M. [D] [O] qui succombe principalement sera en revanche condamné aux dépens de la présente instance ainsi qu'à verser à M. [A] [O] la somme de 5.000 euros en application de l'article 700 du code de procédure civile.
PAR CES MOTIFS
LA COUR
Statuant dans les limites de l'appel,
Au fond,
Infirme la décision déférée en ce qu'elle a :
- fixé la masse partageable à 165.802,22 euros composée des biens existant à l'ouverture de la succession (10 398,22 €), des valeurs soumises à rapport ou à réduction (l62.704,20 €) et des dettes des copartageants envers l'indivision (7.300 €),
- fixé les droits des parties comme suit : 43.451,15 euros pour M [A] [O], 49.320,15 euros pour M. [U] [O] et 78.875 euros pour M. [D] [O],
- fixé les attributions à M. [A] [O] comme suit : 30.572 euros par confusion sur lui-même au titre du rapport de ses donations et 8.942,50 euros à prendre sur le compte d'administration de l'étude,
- fixé les attributions à M. [U] [O] comme suit : 53.257 euros par confusion sur lui-même au titre du rapport de ses donations et 3.936,65 euros au titre de l'indemnité dc reduction qui ne lui est pas réclamée,
-fixé les attributions à M. [D] [O] pour 78.875 euros par confusion sur lui-même au titre du rapport de ses donations,
- dit que si, aux termes des opérations du notaire commis et de la répartition des fonds detenus en son étude un deficit ou un surplus de fonds apparait, il sera réparti entre les parties au prorata de leurs droits respectifs soit 25,31% pour [A] [O], 28,74% pour [U] [O] et 45,95% pour [D] [O],
- debouté M [A] [O] de ses demandes de soulte.

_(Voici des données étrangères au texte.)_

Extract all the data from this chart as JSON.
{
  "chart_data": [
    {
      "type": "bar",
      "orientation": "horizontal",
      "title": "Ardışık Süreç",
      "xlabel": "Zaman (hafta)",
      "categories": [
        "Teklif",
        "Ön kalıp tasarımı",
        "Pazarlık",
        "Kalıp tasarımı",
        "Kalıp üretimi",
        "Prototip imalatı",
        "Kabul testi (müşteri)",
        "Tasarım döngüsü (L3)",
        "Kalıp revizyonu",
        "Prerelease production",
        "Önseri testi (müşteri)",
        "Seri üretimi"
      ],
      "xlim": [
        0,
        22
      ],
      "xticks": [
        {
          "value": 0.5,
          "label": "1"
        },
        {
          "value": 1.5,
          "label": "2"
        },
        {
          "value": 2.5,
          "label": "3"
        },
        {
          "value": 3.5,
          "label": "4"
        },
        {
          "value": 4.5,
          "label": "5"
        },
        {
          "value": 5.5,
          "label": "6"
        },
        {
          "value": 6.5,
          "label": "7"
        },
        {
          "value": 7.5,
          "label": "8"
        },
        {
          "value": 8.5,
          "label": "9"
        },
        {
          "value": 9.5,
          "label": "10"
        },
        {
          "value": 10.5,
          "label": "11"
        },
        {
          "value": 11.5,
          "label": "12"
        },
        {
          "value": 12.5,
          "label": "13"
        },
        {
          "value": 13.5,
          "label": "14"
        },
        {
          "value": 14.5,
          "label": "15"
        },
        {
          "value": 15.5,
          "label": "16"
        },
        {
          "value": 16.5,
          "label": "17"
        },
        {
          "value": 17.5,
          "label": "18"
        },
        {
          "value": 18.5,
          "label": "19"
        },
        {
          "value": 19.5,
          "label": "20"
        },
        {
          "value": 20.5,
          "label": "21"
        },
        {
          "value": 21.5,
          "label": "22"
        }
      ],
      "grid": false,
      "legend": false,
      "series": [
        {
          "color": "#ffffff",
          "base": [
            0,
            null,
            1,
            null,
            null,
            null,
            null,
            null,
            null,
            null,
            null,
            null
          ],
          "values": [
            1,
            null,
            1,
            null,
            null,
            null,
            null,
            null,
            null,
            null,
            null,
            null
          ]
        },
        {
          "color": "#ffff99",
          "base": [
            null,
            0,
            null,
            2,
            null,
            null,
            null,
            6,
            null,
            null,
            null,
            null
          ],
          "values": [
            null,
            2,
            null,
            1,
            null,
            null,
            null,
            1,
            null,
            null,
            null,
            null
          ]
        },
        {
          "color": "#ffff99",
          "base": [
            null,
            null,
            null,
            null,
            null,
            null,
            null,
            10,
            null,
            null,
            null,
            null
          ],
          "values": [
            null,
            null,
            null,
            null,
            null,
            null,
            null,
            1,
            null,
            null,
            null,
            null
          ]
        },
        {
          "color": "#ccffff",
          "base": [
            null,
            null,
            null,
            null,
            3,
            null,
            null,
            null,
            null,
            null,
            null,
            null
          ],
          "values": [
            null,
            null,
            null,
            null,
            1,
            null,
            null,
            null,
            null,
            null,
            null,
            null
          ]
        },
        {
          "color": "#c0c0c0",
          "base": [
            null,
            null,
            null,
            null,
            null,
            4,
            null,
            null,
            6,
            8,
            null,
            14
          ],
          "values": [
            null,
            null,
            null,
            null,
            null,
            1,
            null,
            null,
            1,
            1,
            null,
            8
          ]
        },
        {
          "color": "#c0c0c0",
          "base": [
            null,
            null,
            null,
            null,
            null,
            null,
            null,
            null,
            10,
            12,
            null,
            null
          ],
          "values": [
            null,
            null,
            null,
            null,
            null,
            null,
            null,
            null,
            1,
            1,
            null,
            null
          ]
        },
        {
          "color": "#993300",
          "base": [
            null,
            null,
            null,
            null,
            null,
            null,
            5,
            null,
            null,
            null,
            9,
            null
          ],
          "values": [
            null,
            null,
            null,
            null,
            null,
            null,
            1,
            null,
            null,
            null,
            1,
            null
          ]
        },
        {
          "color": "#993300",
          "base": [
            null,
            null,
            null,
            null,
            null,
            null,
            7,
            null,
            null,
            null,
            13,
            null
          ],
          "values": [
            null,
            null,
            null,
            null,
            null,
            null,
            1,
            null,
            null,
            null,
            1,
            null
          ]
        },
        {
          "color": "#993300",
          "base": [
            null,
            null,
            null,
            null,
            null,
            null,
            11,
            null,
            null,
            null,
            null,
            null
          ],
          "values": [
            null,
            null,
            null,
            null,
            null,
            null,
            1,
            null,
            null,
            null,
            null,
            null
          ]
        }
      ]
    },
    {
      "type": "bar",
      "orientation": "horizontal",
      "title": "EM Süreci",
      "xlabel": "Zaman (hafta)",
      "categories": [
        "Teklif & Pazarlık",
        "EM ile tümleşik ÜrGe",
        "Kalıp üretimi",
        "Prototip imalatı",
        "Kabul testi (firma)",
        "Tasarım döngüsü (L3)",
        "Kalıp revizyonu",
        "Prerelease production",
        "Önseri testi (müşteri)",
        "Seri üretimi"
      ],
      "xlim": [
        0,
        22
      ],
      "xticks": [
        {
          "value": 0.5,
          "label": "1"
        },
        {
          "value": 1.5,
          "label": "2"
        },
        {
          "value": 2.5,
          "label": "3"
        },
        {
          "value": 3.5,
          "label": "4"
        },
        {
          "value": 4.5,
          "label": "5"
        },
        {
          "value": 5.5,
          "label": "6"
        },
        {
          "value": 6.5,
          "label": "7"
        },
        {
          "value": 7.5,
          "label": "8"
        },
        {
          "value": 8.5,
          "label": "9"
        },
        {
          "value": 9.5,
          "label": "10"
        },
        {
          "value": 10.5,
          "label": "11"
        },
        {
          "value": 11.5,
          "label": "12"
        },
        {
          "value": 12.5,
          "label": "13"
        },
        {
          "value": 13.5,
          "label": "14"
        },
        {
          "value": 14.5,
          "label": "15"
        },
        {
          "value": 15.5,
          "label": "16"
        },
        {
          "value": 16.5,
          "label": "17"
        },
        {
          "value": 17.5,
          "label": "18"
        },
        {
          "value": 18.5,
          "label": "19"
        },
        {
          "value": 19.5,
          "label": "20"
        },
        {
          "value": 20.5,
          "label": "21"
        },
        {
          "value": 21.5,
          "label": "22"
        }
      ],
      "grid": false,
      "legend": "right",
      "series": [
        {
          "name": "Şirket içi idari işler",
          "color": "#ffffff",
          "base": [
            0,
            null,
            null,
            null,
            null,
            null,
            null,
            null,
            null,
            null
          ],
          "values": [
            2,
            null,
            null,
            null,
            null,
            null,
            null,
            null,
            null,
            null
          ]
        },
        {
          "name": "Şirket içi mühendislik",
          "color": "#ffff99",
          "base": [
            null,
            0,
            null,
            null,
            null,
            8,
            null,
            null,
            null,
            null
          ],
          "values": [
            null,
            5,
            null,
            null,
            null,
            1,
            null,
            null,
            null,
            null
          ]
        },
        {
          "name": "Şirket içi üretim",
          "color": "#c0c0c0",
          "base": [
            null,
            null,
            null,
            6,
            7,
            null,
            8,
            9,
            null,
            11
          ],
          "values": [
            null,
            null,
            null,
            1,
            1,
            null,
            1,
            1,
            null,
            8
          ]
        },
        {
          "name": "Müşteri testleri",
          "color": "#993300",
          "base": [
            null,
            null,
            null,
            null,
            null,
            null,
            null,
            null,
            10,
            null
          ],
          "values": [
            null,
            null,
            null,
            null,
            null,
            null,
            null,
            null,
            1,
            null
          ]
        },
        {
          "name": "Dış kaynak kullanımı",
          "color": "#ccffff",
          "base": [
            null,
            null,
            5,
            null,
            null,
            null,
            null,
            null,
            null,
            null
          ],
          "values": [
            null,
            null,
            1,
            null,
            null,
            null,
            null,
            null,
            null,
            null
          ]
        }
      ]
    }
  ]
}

Et statuant à nouveau sur les chefs infirmés :
- homologue le projet d'acte de liquidation et partage préparé par Maître [F]-[G], et soumis aux parties, tel qu'annexé à son procès-verbal de contestation dressé le 21 juin 2021,
- en tant que de besoin condamne M. [D] [O] à payer à Mmes [Z] [R] épouse [O], [V] et [Y] [O], venant aux droits de M. [A] [O], la somme de 22.774,59 euros au titre de la soulte au bénéfice de celui ci,
Confirme la décision déférée pour le surplus,
Y ajoutant,
Condamne M. [D] [O] aux entiers dépens de l'appel,
Condamne M. [D] [O] au paiement de la somme de 5.000 euros à Mmes [Z] [R] épouse [O], [V] et [Y] [O] en application de l'article 700 du code de procédure civile,
Autorise les avocats de la cause à recouvrer les dépens conformément aux dispositions de l'article 699 du Code de Procédure Civile.
Le présent arrêt a été signé par Denys BAILLARD, Président et par Astrid CATRY, Greffier auquel la minute de la décision a été remise par le magistrat signataire.